Several months before you died in 1999, I shared with you my great admiration for the poetry of Alexander Sergeevich Pushkin, Russia’s most famous poet. I even read some of his lines while you lay in that nursing home—perhaps a little scared.

When I caress an infant’s face/I tell him in my mind: Farewell!

I yield to you this precious space/My time to fade, and yours to swell.

Trans. by Professor Emeritus James E. Falen

 

In turn, you recounted a story about the poet in your life (back in Central High School, Omaha). His name was Gray Burr. A shy, a somewhat effeminate boy, Gray lived in your neighborhood and, to your surprise, wrote poetry. He too must have been surprised, surprised to be befriended by you, Dad, a star athlete, an all-state football player and not particularly shy. You recognized early on his vulnerability and moved to protect him from would-be bullies. And there were plenty of those in the 30s!

I was a young boy when you first told me the story, and you meant it as a teachable moment. The lesson was clear: to the extent you’re able, protect the weak and stand up for the vulnerable among us. Let your life be determined by sympathy of heart and empathetic outreach. It was also a lesson about prejudice, and I thank you for teaching it, Dad.

As you were probably aware, your friend went on to teach English and American literature at Harvard University, Tufts University, and Wheaton College. He served in the U.S. Navy from 1943-1946 in the Pacific Theater. Gray’s poetry books, A Choice of Attitudes (1969) and Shore Leave (2001), received respectful reviews. He also provided numerous poems for The New Yorker, The Partisan Review, Poetry magazine, and he gave many public readings of his work. One reviewer perceived in his poetry “a wry irony as well as melodic affirmation, and a charm of expression that is rare indeed today.” Here’s a Gray Burr poem that proves his point…

 

With loving memories of you, Dad.

Your son,

Mark

THE SURVIVORS
Out of the murders of winter appear these flowers
Like refugees from camps or barely alive
In the wake of the ice retreat as the beaten powers
Of the season of death depart. These few survive.

Clustered now on the hillside in groups of color,
The tall, the short, the diversified of petal,
They bathe in the sun against a background of duller
Trees and bushes and seem to regain their mettle,

Their flair for hue and blossom and lost perfume.
Here is the rose, for instance, back from the dead,
From lying under the sod in a dungeon gloom,
Emerging in skirts and petticoats of red.

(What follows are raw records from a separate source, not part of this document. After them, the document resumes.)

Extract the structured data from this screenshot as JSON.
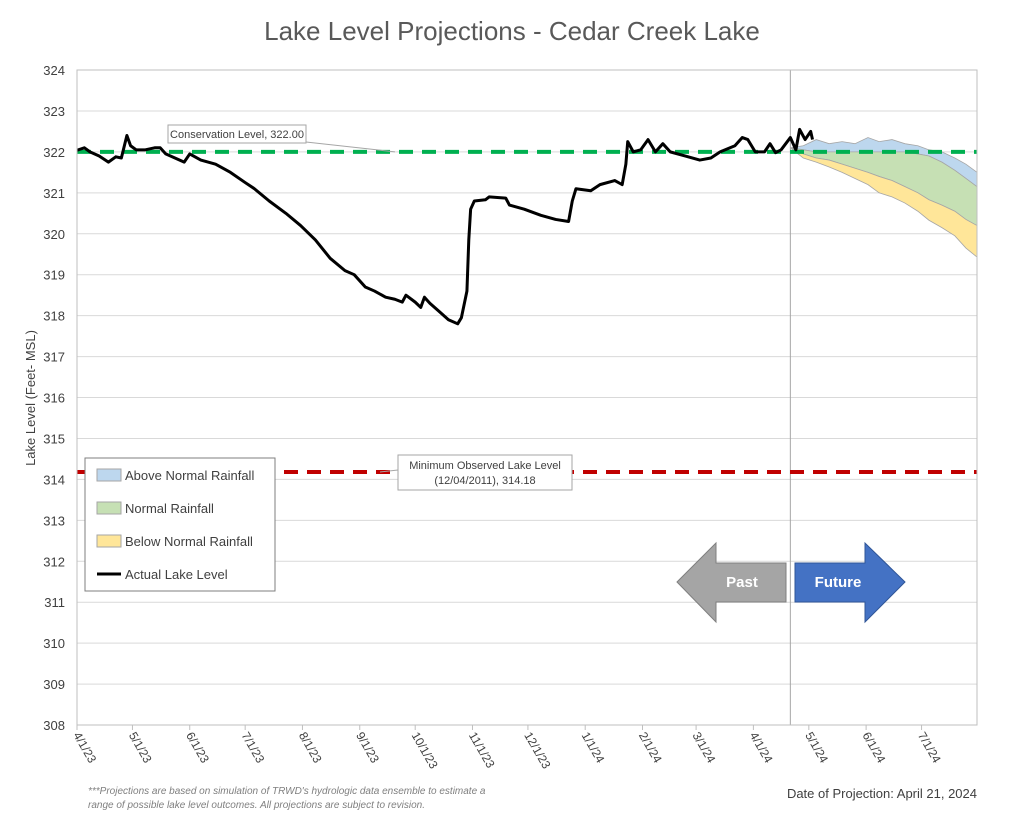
{
  "chart_data": {
    "type": "line",
    "title": "Lake Level Projections - Cedar Creek Lake",
    "ylabel": "Lake Level (Feet- MSL)",
    "xlabel": "",
    "ylim": [
      308,
      324
    ],
    "yticks": [
      308,
      309,
      310,
      311,
      312,
      313,
      314,
      315,
      316,
      317,
      318,
      319,
      320,
      321,
      322,
      323,
      324
    ],
    "xlim": [
      "2023-04-01",
      "2024-07-31"
    ],
    "xticks": [
      "4/1/23",
      "5/1/23",
      "6/1/23",
      "7/1/23",
      "8/1/23",
      "9/1/23",
      "10/1/23",
      "11/1/23",
      "12/1/23",
      "1/1/24",
      "2/1/24",
      "3/1/24",
      "4/1/24",
      "5/1/24",
      "6/1/24",
      "7/1/24"
    ],
    "xtick_dates": [
      "2023-04-01",
      "2023-05-01",
      "2023-06-01",
      "2023-07-01",
      "2023-08-01",
      "2023-09-01",
      "2023-10-01",
      "2023-11-01",
      "2023-12-01",
      "2024-01-01",
      "2024-02-01",
      "2024-03-01",
      "2024-04-01",
      "2024-05-01",
      "2024-06-01",
      "2024-07-01"
    ],
    "grid": true,
    "legend_position": "left",
    "legend": [
      "Above Normal Rainfall",
      "Normal Rainfall",
      "Below Normal Rainfall",
      "Actual Lake Level"
    ],
    "colors": {
      "above": "#bdd7ee",
      "normal": "#c6e0b4",
      "below": "#ffe699",
      "actual": "#000000",
      "conservation": "#00b050",
      "minimum": "#c00000",
      "past": "#a5a5a5",
      "future": "#4472c4"
    },
    "actual": [
      [
        "2023-04-01",
        322.04
      ],
      [
        "2023-04-05",
        322.1
      ],
      [
        "2023-04-08",
        322.0
      ],
      [
        "2023-04-13",
        321.9
      ],
      [
        "2023-04-18",
        321.75
      ],
      [
        "2023-04-22",
        321.88
      ],
      [
        "2023-04-25",
        321.85
      ],
      [
        "2023-04-28",
        322.4
      ],
      [
        "2023-04-30",
        322.15
      ],
      [
        "2023-05-03",
        322.05
      ],
      [
        "2023-05-08",
        322.05
      ],
      [
        "2023-05-13",
        322.1
      ],
      [
        "2023-05-16",
        322.1
      ],
      [
        "2023-05-19",
        321.95
      ],
      [
        "2023-05-24",
        321.85
      ],
      [
        "2023-05-29",
        321.75
      ],
      [
        "2023-06-01",
        321.95
      ],
      [
        "2023-06-07",
        321.8
      ],
      [
        "2023-06-15",
        321.7
      ],
      [
        "2023-06-23",
        321.5
      ],
      [
        "2023-07-01",
        321.25
      ],
      [
        "2023-07-06",
        321.1
      ],
      [
        "2023-07-14",
        320.8
      ],
      [
        "2023-07-23",
        320.5
      ],
      [
        "2023-07-31",
        320.2
      ],
      [
        "2023-08-08",
        319.85
      ],
      [
        "2023-08-16",
        319.4
      ],
      [
        "2023-08-24",
        319.1
      ],
      [
        "2023-08-29",
        319.0
      ],
      [
        "2023-09-04",
        318.7
      ],
      [
        "2023-09-09",
        318.6
      ],
      [
        "2023-09-15",
        318.45
      ],
      [
        "2023-09-20",
        318.4
      ],
      [
        "2023-09-24",
        318.33
      ],
      [
        "2023-09-26",
        318.5
      ],
      [
        "2023-10-01",
        318.33
      ],
      [
        "2023-10-04",
        318.2
      ],
      [
        "2023-10-06",
        318.45
      ],
      [
        "2023-10-09",
        318.3
      ],
      [
        "2023-10-14",
        318.1
      ],
      [
        "2023-10-19",
        317.9
      ],
      [
        "2023-10-24",
        317.8
      ],
      [
        "2023-10-26",
        317.95
      ],
      [
        "2023-10-29",
        318.6
      ],
      [
        "2023-10-30",
        319.85
      ],
      [
        "2023-10-31",
        320.6
      ],
      [
        "2023-11-02",
        320.8
      ],
      [
        "2023-11-08",
        320.83
      ],
      [
        "2023-11-10",
        320.9
      ],
      [
        "2023-11-19",
        320.87
      ],
      [
        "2023-11-21",
        320.7
      ],
      [
        "2023-11-29",
        320.6
      ],
      [
        "2023-12-08",
        320.45
      ],
      [
        "2023-12-16",
        320.35
      ],
      [
        "2023-12-23",
        320.3
      ],
      [
        "2023-12-25",
        320.8
      ],
      [
        "2023-12-27",
        321.1
      ],
      [
        "2024-01-04",
        321.05
      ],
      [
        "2024-01-09",
        321.2
      ],
      [
        "2024-01-17",
        321.3
      ],
      [
        "2024-01-21",
        321.2
      ],
      [
        "2024-01-23",
        321.7
      ],
      [
        "2024-01-24",
        322.25
      ],
      [
        "2024-01-27",
        322.0
      ],
      [
        "2024-01-31",
        322.05
      ],
      [
        "2024-02-04",
        322.3
      ],
      [
        "2024-02-08",
        322.0
      ],
      [
        "2024-02-12",
        322.2
      ],
      [
        "2024-02-16",
        322.0
      ],
      [
        "2024-02-24",
        321.9
      ],
      [
        "2024-03-03",
        321.8
      ],
      [
        "2024-03-09",
        321.85
      ],
      [
        "2024-03-14",
        322.0
      ],
      [
        "2024-03-22",
        322.15
      ],
      [
        "2024-03-26",
        322.35
      ],
      [
        "2024-03-29",
        322.3
      ],
      [
        "2024-04-02",
        322.0
      ],
      [
        "2024-04-07",
        322.0
      ],
      [
        "2024-04-10",
        322.2
      ],
      [
        "2024-04-13",
        321.98
      ],
      [
        "2024-04-16",
        322.05
      ],
      [
        "2024-04-21",
        322.35
      ],
      [
        "2024-04-24",
        322.05
      ],
      [
        "2024-04-26",
        322.55
      ],
      [
        "2024-04-29",
        322.3
      ],
      [
        "2024-05-02",
        322.5
      ],
      [
        "2024-05-03",
        322.3
      ]
    ],
    "projection_dates": [
      "2024-04-21",
      "2024-04-28",
      "2024-05-05",
      "2024-05-12",
      "2024-05-19",
      "2024-05-26",
      "2024-06-02",
      "2024-06-08",
      "2024-06-15",
      "2024-06-22",
      "2024-06-29",
      "2024-07-05",
      "2024-07-12",
      "2024-07-19",
      "2024-07-25",
      "2024-07-31"
    ],
    "above_normal_upper": [
      322.1,
      322.15,
      322.3,
      322.2,
      322.25,
      322.2,
      322.35,
      322.25,
      322.3,
      322.2,
      322.15,
      322.05,
      322.0,
      321.85,
      321.7,
      321.5
    ],
    "normal_upper": [
      322.1,
      322.05,
      322.0,
      322.0,
      322.0,
      322.0,
      322.0,
      322.0,
      322.0,
      322.0,
      321.95,
      321.9,
      321.75,
      321.55,
      321.35,
      321.15
    ],
    "below_normal_upper": [
      322.1,
      321.95,
      321.85,
      321.8,
      321.7,
      321.6,
      321.5,
      321.4,
      321.3,
      321.15,
      321.0,
      320.83,
      320.7,
      320.55,
      320.35,
      320.2
    ],
    "below_normal_lower": [
      322.1,
      321.85,
      321.75,
      321.63,
      321.5,
      321.35,
      321.2,
      321.0,
      320.9,
      320.75,
      320.55,
      320.33,
      320.15,
      319.95,
      319.65,
      319.43
    ],
    "reference_lines": [
      {
        "label": "Conservation Level, 322.00",
        "value": 322.0
      },
      {
        "label_line1": "Minimum Observed Lake Level",
        "label_line2": "(12/04/2011), 314.18",
        "value": 314.18
      }
    ],
    "projection_date": "2024-04-21",
    "arrows": {
      "past": "Past",
      "future": "Future"
    }
  },
  "footnote_line1": "***Projections are based on simulation of TRWD's hydrologic data ensemble to estimate a",
  "footnote_line2": "range of possible lake level outcomes.  All projections are subject to revision.",
  "date_of_projection": "Date of Projection: April 21, 2024"
}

Here is foxglove climbing its limber stalk
As though going hand over hand up a green wall
And the daisies spread in their wind-staggered walk,
A group nodding together in cabal,

White-headed from their memories, and here
Pansies, still keeping their heads down, faces alert.
And the other flowers so perfectly appear
That all seems beauty, loveliness overt.

And only in a butterfly’s trembling wings
As it risks taking nectar from these blooms,
Is there the least suggestion of charnel things,
Of what had happened in those basement rooms.